Background information
- Born: November 22, 1956 (age 69) Lentini, Sicily, Italy
- Origin: Italy
- Genres: Folk, world music, folktronica
- Occupations: Musician, singer-songwriter, actor
- Instruments: Tamburo a cornice, voice, guitar
- Years active: 1970–present
- Labels: Ala Bianca, Onyx, Rai Trade, Narciso Records

= Alfio Antico =

Italian singer-songwriter, percussionist, and actor

Alfio Antico (born 22 November 1956) is an Italian singer-songwriter, percussionist, and theatrical actor, regarded as one of the world’s foremost interpreters of the tamburo a cornice (frame drum). His work blends traditional Sicilian pastoral culture with contemporary folk and world music.

== Early life ==
Antico was born in Lentini, Sicily.

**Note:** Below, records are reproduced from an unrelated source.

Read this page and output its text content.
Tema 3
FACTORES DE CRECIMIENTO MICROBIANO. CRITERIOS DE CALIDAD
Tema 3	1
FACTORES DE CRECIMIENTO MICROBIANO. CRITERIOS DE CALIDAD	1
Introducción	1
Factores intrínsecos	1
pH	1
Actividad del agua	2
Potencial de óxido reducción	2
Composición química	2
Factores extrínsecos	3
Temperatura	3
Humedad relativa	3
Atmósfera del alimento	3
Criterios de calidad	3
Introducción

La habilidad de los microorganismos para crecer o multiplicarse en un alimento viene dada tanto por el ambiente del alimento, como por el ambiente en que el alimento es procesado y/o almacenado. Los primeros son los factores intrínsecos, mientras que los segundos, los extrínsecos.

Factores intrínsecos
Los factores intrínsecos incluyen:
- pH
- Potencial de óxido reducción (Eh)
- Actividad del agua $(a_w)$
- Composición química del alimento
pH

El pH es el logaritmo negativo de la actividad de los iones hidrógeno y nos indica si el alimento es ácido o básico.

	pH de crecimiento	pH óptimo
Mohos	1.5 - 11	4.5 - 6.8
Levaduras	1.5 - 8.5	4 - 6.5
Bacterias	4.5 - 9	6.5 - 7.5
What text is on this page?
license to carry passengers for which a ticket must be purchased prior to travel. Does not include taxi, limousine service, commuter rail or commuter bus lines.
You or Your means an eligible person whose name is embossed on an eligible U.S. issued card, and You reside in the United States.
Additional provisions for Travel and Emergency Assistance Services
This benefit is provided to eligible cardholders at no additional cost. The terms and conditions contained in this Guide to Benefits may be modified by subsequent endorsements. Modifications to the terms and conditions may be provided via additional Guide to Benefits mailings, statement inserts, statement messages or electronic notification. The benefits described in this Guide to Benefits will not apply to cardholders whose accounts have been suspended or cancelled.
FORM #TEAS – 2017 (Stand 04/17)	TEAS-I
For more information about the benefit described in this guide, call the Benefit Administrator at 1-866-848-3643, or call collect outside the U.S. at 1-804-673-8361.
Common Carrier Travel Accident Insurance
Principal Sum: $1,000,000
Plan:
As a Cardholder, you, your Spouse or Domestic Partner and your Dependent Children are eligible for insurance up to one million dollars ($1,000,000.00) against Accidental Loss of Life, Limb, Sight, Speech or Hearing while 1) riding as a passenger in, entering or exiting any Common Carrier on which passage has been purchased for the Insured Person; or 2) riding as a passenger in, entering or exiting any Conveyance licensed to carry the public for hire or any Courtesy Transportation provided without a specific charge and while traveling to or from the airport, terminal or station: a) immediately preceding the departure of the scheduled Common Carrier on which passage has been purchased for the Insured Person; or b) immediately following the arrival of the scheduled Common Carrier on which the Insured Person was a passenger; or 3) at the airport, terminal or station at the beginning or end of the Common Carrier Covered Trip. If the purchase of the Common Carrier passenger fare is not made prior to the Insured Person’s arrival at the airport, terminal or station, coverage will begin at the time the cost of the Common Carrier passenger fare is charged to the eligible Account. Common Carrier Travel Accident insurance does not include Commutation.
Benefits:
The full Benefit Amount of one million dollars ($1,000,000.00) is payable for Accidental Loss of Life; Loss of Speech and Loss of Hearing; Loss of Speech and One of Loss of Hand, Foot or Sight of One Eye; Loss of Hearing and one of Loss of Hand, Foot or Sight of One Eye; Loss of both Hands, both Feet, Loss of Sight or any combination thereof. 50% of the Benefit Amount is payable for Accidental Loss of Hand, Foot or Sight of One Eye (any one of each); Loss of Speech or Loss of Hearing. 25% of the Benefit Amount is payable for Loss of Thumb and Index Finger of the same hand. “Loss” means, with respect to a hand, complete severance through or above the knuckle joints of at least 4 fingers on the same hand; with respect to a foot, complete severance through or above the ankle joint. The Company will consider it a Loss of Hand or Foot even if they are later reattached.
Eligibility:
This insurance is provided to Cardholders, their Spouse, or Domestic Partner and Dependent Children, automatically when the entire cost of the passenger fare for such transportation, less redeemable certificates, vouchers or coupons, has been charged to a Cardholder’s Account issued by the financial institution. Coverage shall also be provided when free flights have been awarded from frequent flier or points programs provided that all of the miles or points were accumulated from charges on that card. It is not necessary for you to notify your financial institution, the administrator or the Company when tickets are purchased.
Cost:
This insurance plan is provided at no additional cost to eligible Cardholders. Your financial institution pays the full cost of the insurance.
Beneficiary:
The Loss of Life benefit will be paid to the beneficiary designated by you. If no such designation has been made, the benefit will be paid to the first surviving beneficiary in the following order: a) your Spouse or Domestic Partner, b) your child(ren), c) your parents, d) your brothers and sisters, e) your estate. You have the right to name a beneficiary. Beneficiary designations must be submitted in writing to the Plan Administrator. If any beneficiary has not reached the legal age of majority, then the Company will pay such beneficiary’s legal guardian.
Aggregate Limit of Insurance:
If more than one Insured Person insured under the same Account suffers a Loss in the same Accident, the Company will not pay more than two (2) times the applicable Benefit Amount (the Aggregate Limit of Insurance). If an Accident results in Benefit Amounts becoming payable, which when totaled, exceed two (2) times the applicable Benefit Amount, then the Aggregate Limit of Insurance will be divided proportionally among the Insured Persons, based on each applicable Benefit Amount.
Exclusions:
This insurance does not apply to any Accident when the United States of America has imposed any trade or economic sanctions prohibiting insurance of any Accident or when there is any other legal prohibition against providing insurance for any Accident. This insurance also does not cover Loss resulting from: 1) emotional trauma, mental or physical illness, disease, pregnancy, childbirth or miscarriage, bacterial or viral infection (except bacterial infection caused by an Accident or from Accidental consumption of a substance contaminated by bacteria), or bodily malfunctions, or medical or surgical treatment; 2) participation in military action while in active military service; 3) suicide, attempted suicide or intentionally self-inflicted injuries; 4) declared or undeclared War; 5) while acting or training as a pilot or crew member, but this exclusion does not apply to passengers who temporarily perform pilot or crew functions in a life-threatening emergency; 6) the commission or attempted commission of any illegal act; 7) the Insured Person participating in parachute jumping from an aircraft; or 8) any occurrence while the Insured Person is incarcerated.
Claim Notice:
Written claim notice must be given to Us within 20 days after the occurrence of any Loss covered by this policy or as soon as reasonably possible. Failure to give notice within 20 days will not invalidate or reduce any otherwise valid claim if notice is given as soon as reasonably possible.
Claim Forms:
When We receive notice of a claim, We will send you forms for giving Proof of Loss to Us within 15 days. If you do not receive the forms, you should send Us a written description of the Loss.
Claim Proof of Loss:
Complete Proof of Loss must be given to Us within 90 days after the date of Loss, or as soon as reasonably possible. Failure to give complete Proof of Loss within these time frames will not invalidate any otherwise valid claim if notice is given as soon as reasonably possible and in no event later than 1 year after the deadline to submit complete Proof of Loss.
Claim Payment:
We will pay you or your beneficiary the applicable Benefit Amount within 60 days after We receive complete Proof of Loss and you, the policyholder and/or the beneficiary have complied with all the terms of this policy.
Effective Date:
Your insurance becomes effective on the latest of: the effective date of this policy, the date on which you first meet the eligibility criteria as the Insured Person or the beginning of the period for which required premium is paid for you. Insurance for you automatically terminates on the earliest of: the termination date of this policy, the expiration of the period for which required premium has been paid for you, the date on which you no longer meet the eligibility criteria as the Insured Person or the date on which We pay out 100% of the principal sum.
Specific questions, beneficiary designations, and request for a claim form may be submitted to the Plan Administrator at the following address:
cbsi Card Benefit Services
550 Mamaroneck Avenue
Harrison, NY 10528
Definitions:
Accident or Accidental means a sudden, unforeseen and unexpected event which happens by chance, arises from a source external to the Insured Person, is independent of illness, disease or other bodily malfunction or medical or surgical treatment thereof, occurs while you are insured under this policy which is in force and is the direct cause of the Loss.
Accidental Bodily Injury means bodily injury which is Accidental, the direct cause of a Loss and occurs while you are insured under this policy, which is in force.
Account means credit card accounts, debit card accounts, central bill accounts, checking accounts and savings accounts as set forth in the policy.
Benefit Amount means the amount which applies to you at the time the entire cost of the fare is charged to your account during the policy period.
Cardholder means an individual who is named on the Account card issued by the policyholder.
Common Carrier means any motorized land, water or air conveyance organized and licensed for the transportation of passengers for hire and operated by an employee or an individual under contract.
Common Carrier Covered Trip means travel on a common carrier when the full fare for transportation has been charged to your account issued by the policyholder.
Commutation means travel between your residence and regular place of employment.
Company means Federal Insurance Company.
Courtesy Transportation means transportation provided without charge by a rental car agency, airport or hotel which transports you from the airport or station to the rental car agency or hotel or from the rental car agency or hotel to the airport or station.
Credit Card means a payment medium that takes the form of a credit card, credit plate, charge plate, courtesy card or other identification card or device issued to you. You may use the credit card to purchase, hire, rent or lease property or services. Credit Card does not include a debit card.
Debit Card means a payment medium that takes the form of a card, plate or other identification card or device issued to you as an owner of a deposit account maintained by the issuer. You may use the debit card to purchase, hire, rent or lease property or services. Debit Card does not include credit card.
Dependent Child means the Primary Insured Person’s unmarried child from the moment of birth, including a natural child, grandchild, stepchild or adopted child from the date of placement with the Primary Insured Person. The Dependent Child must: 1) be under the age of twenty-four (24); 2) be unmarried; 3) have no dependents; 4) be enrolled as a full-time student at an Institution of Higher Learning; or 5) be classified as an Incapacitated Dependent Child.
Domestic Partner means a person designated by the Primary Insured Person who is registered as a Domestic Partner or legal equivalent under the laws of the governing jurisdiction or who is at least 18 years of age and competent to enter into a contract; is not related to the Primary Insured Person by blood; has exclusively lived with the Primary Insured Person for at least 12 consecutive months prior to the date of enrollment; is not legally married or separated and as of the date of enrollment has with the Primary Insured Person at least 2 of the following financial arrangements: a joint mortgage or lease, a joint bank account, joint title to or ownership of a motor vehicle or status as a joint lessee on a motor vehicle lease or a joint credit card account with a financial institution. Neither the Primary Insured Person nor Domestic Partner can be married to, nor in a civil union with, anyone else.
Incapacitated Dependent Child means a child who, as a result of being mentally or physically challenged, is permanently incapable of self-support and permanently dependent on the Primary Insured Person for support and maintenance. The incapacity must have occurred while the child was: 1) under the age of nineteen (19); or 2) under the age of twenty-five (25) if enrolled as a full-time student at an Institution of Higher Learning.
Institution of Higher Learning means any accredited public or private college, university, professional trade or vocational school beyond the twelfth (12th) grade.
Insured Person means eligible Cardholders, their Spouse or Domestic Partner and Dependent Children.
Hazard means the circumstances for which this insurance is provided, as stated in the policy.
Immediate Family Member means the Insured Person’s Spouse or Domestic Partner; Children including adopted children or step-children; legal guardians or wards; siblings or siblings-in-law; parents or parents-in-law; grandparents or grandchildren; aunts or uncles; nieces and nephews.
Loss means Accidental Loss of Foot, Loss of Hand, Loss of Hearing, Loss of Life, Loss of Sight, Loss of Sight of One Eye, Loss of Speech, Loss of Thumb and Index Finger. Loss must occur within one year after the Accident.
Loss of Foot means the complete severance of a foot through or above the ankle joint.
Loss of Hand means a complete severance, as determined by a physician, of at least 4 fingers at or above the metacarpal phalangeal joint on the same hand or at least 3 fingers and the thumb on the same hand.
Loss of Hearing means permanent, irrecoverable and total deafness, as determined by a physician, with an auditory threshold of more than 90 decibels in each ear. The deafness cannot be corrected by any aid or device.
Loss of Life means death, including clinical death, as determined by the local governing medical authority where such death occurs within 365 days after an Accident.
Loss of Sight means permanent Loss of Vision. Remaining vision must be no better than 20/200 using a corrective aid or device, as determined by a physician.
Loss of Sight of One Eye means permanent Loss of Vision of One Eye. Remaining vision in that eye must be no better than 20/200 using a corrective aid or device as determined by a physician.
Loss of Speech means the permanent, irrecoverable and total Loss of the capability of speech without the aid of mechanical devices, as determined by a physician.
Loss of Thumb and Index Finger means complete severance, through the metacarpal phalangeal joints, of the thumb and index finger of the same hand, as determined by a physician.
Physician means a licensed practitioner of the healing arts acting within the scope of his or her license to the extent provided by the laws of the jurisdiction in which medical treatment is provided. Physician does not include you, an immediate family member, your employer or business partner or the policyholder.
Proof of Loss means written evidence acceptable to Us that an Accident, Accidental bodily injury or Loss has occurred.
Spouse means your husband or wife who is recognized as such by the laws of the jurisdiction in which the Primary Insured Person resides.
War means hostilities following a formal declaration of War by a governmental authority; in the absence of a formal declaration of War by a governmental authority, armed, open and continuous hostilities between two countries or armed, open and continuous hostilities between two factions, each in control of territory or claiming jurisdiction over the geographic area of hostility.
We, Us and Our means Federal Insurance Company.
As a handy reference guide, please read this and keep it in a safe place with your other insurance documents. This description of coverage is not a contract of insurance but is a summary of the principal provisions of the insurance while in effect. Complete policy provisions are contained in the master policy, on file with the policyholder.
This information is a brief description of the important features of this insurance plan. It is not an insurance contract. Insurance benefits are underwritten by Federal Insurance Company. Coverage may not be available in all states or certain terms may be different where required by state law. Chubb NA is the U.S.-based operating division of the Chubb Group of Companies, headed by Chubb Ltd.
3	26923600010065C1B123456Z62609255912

He lived as a shepherd until the age of 18, surrounded by pastoral life and immersed in oral traditions passed down by his grandmother.

== Career ==
=== Beginnings ===
In the 1970s, while performing in Florence, Antico was discovered by Eugenio Bennato and invited to join the folk group Musicanova. This marked his entry into the Italian folk scene.

=== Collaborations ===
Over his career, Antico has collaborated with Fabrizio De André, Lucio Dalla, Carmen Consoli, and Vinicio Capossela. He has also contributed to theatrical productions alongside leading Italian actors and directors.

=== Solo work ===
Antico has released multiple albums, both studio and live, often featuring his self-crafted tamburi decorated with ancient symbols. His music combines traditional rhythms with experimental sounds, earning him recognition in the European folk and world music scenes.

== Legacy ==
Antico is considered both a guardian of traditional Sicilian music and an innovator who has expanded its reach into contemporary genres.